RMS voltage measurement circuit

Question

I would like some clarifications of this circuit.

I had previously written code for a similar circuit to measure Vavg, which worked well enough linked here: Calculation of maximum input impedance.

I am now writing code for computing the RMS value using an STM32 uC.

In my previous circuit, the neutral was connected to the signal GND of the analog circuit, but in this one there is a resistance of about 120k between circuit GND and neutral, though I have still not located the path.

1. I am unable to understand the function of resistors R5, R6 and R7 and its probable interaction with R8 on the feedback path.
2. What is the function of R4 (1 Meg)
3. The divider formed by R137, R138, R139 with R141 does not utilize the full swing of 3.3 V. It would have made more sense to make COM1 3.3V/2, instead of 5V/2 to utilize the full swing of the STM32 ADC. Am I missing something here?

TIA

Thomas

Answer 1

EDIT : I add some informations and simulations about "neutral" voltage. See also my remarks in picture ... R12, R13, R14 deleted.

3-Phase schematic "update" !

**And a "special view of Neutral Voltage ... Just for "playing".

Here I changed some resistors and verified some sign variables ...

More realistic ... Phase S : +10 V - DC_offset phase S : 5V. Unless something wrong.

point 1 : U2 is a differential amplifier to measure main voltage V2. So R5,R6,R7,R8 and R137, R138, R139, R141 must be paired and forms a attenuator. These 3 first resistances are serial (and 3 others) ... to withstand main voltage.

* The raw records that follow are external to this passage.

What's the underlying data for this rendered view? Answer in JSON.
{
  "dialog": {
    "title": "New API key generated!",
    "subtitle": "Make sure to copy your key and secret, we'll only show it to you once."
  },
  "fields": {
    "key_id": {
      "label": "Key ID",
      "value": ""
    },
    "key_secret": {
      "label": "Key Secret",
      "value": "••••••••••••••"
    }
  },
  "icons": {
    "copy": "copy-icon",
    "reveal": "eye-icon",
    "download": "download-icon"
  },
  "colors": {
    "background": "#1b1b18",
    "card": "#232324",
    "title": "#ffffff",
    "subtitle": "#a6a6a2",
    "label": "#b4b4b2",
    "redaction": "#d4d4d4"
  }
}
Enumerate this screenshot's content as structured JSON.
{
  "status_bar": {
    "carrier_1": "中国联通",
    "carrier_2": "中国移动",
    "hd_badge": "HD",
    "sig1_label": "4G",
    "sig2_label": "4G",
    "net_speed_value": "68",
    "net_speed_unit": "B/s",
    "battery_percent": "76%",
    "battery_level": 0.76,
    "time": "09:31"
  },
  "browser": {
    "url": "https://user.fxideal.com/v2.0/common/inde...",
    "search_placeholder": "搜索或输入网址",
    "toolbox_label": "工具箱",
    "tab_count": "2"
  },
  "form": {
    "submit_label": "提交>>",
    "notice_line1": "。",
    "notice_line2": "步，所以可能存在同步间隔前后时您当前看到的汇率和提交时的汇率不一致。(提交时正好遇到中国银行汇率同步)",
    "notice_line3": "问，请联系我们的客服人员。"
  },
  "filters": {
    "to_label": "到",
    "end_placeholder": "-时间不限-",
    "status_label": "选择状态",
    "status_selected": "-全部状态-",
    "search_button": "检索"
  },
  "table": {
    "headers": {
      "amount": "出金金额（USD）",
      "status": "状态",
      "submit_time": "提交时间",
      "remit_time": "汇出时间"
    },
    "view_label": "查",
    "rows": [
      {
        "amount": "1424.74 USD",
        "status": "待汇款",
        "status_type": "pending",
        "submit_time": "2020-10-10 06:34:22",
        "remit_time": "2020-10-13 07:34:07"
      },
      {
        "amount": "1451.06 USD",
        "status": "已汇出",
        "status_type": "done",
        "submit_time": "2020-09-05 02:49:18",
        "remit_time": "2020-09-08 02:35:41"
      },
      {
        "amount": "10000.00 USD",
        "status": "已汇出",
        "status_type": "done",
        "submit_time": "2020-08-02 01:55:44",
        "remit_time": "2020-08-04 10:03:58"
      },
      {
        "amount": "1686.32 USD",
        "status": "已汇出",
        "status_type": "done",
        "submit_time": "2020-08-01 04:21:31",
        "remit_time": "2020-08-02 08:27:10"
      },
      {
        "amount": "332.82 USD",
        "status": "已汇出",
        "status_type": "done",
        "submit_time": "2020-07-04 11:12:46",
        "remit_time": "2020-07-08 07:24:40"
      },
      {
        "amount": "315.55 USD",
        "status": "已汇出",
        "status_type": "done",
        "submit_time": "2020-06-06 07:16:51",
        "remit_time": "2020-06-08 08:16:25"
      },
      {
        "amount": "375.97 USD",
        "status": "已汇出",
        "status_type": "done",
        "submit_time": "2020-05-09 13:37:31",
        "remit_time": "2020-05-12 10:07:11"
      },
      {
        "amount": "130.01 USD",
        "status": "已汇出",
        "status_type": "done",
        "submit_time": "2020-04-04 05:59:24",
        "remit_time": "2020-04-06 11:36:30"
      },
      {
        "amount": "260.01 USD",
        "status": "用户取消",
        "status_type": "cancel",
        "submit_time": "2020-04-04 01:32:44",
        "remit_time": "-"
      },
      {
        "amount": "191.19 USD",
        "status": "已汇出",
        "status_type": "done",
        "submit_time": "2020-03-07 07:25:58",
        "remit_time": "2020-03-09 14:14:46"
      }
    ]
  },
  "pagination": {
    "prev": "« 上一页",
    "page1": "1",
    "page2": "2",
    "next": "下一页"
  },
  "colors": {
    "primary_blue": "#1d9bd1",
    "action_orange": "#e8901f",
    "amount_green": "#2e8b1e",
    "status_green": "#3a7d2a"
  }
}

point 2 : R4 may be used to discharge eventually "capacitors" hidden in "main" ... But it can be used also to define a "center" virtual point ( would be wired independently as "star" with center point), when used in 3-phased mains, which would be Neutral wire in a ideal system. This virtual point can be used to see if neutral is in "good conditions" versus "Earth wiring". So the use of R3, but with some over-voltage "protections" needed if "neutral voltage" is measured by ADC.

Point 3 : I was missing something (LT1014 power supply 5V min -> 44 V). Label 5V = 5 V. Midpoint reference would be 1.5 V (use of R1/R2 = 7/3).

Point 3. Simulation of U1, U2 measuring "floating" voltage to see limits points. Unless I forget something ...

Measurements seems ok. Scale goes from 0.673 V to 2.327V for +/- 372 V. ( overload 10 %, permitted, in fact until +/- 600 V, case V neutral not centered on 0 V). For V2=0, the "center scale" point is 1.5 V (so 1.5 V +/- 0.827V).

Answer 2

Question 1

R5, R6 and R7 combine to form a total resistance of about 1MΩ, a value needed for the transfer function which I describe below. However, a single resistor would probably not be able to withstand the hundreds of volts that the inputs are subjected to (by source V2). This series arrangement shares the total voltage equally across three indiviual resistors, to bring the voltage each resistor is exposed to down to acceptable levels.

U2 and its peripheral resistors form a classic differential amplifier, but with a DC voltage offset applied to COM1. Simplified a little it looks like this:

^{simulate this circuit – Schematic created using CircuitLab}

The output of this circuit is:

$$ V_{OUT} = V_{COM1} \cdot (1+k_1) \cdot (1-k_2) + V_R \cdot k_2 \cdot (1+k_1) - V_N \cdot k_1 $$

where

$$ k_1 = \frac{R_2}{R_1},\ \ k_2 = \frac{R_4}{R_3+R_4}$$

Plugging in the resistances, we get approximately:

$$ V_{OUT} = V_{COM1} + 2.22 \times 10^{-3} \cdot (V_R - V_N) $$

Question 2

I see two possibilities for the purpose of R4. The first is to tie the differential inputs together in the absence of any source being measured, but this seems very unlikely because:

1. It's a single resistor subject to the same conditions that R5, R6 and R7, and would likely need to be split into 3 separate series resistors for the same reason.

2. Even if the inputs were unconnected, the nature of this circuit is such that the output would settle at its "zero input difference" quiescent level. That would be equal to \$V_{COM1}\$.

That leaves the only other reason I can think of, which is to help the simulator work. Sometimes disconnected voltage sources in a simulation can throw errors.

Question 3

Given that the ADC expects an input between 0V and 3.3V input, as you say, and also that the opamp output cannot swing all the way to the positive 5V rail, I believe you are correct.

This opinion is supported by the transfer function of the differential amplifier, which clearly adds this 2.5V (\$V_{COM1}\$) offset to the output. Unless there's something we don't know, setting \$V_{COM1} = \frac{3.3V}{2}\$ makes more sense.

Answer 3

I think, this is nearer to your needs. You have to bias it around 1.65V not 2.5V, further you need a voltage divider circuit.